I'll be dipped in honey and dusted with a light coating of powdered sugar. It's Valentines Day, and I've got a short Jimbo update (read rant session) with my tongue planted firmly in cheek (since no one else is currently willing to put their tongue there).
Valentines Day: A holiday invented by America's ever-savvy marketing types to get men to spend lavish amounts of money on women in their effort to get laid.
Wait a minute, how is this different from any other day?
Well, on Valentines Day, this outlay of capital is not only expected, for many men, it's required. Forget those gifts on V-Day, and the only bed you will be sharing is Fido's after the locks have been changed and restraining orders filed. Flowers, candy, jewelry, dinner, champagne, and a saucy little silk or lace teddy from everybody's favorite catalog. It adds up quick. Cha-ching! It is American capitalism at it's finest just dipped in melted chocolate and delivered with flowers.
Bleah. Hand me some tissues and a toothbrush.
I'm happy to report, that I am completely immune to this ritualistic consumerism and social manipulation of my emotional state. Yes, I'm single and therefore not required to participate in this uniquely American form of exploitation.
That's right, I won't be coerced to spend a week's salary on one silly, luxurious, drippy, candle-lit, unimportant, blissful, romantic evening.
I can go home tonight, watch that movie I rented this weekend in peaceful, unrelenting solitude, and think about how much interest I'm getting on that Valentine's money still sitting in the bank. My teeth remain white and healthy without all that unnecessary chocolate. No need for Claritin without any flowers around the house, and I certainly don't have to worry about mono, STD's or unwanted pregnancies as sex is clearly out of the question. Why, I don't even have to shave if I don't feel like it.

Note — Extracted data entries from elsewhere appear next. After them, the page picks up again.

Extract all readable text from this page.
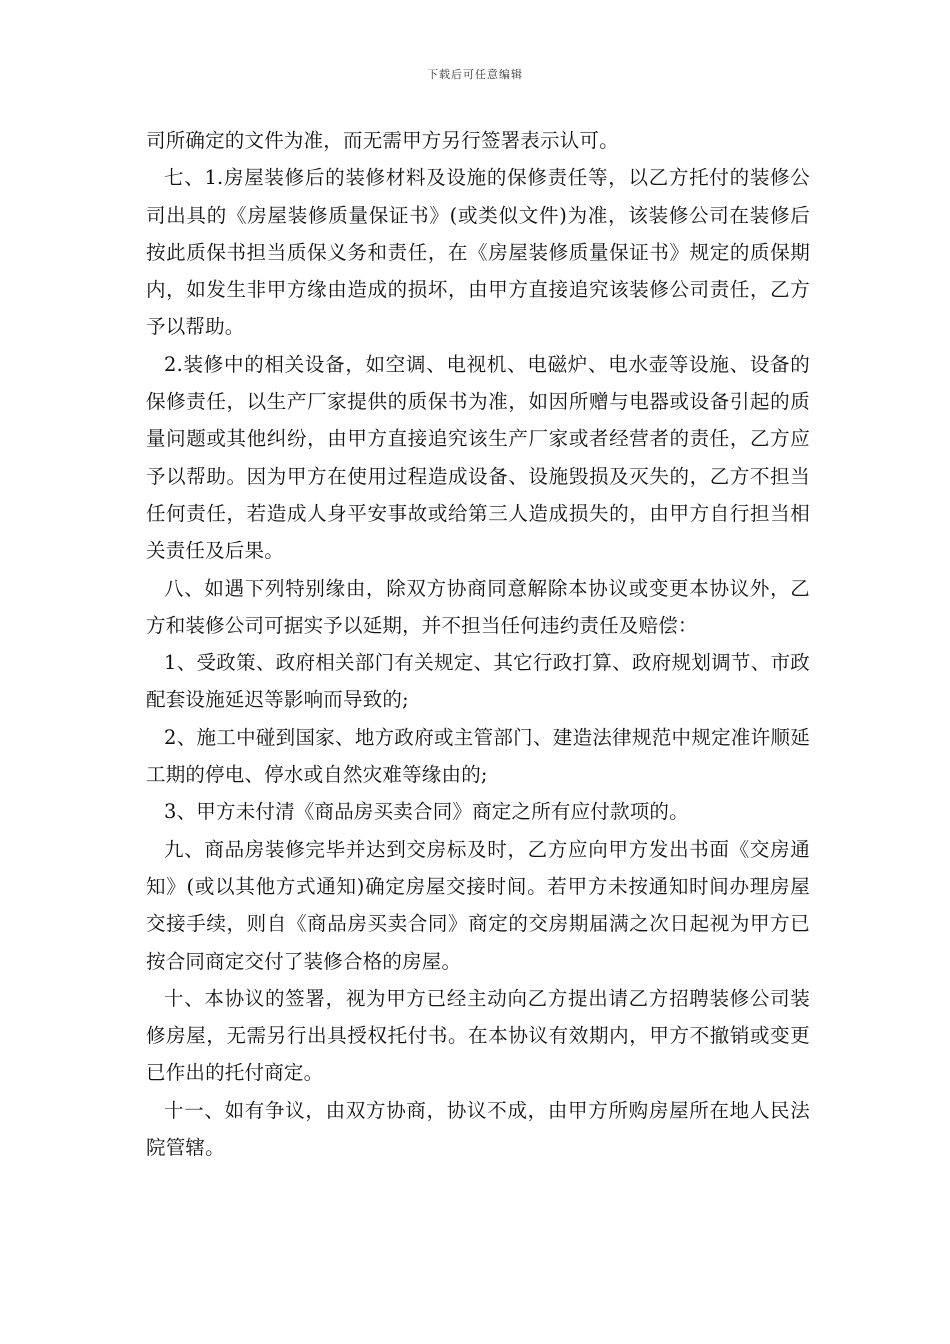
下载后可任意编辑

司所确定的文件为准，而无需甲方另行签署表示认可。

七、1.房屋装修后的装修材料及设施的保修责任等，以乙方托付的装修公司出具的《房屋装修质量保证书》(或类似文件)为准，该装修公司在装修后按此质保书担当质保义务和责任，在《房屋装修质量保证书》规定的质保期内，如发生非甲方缘由造成的损坏，由甲方直接追究该装修公司责任，乙方予以帮助。

2.装修中的相关设备，如空调、电视机、电磁炉、电水壶等设施、设备的保修责任，以生产厂家提供的质保书为准，如因所赠与电器或设备引起的质量问题或其他纠纷，由甲方直接追究该生产厂家或者经营者的责任，乙方应予以帮助。因为甲方在使用过程造成设备、设施毁损及灭失的，乙方不担当任何责任，若造成人身平安事故或给第三人造成损失的，由甲方自行担当相关责任及后果。

八、如遇下列特别缘由，除双方协商同意解除本协议或变更本协议外，乙方和装修公司可据实予以延期，并不担当任何违约责任及赔偿：

1、受政策、政府相关部门有关规定、其它行政打算、政府规划调节、市政配套设施延迟等影响而导致的;

2、施工中碰到国家、地方政府或主管部门、建造法律规范中规定准许顺延工期的停电、停水或自然灾难等缘由的;

3、甲方未付清《商品房买卖合同》商定之所有应付款项的。

九、商品房装修完毕并达到交房标及时，乙方应向甲方发出书面《交房通知》(或以其他方式通知)确定房屋交接时间。若甲方未按通知时间办理房屋交接手续，则自《商品房买卖合同》商定的交房期届满之次日起视为甲方已按合同商定交付了装修合格的房屋。

十、本协议的签署，视为甲方已经主动向乙方提出请乙方招聘装修公司装修房屋，无需另行出具授权托付书。在本协议有效期内，甲方不撤销或变更已作出的托付商定。

十一、如有争议，由双方协商，协议不成，由甲方所购房屋所在地人民法院管辖。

So for all of you that have found that Mr. or Ms. Right (or at least Right Now), enjoy your night out on the town even though you have become willing pawns feeding the giant American marketing machine. Just try to muffle all the gooey, sappy baby-talk out of respect for me and your other single neighbors. Too much sugar makes my stomach hurt.
And to everyone else sleeping alone, Happy Valentines Day.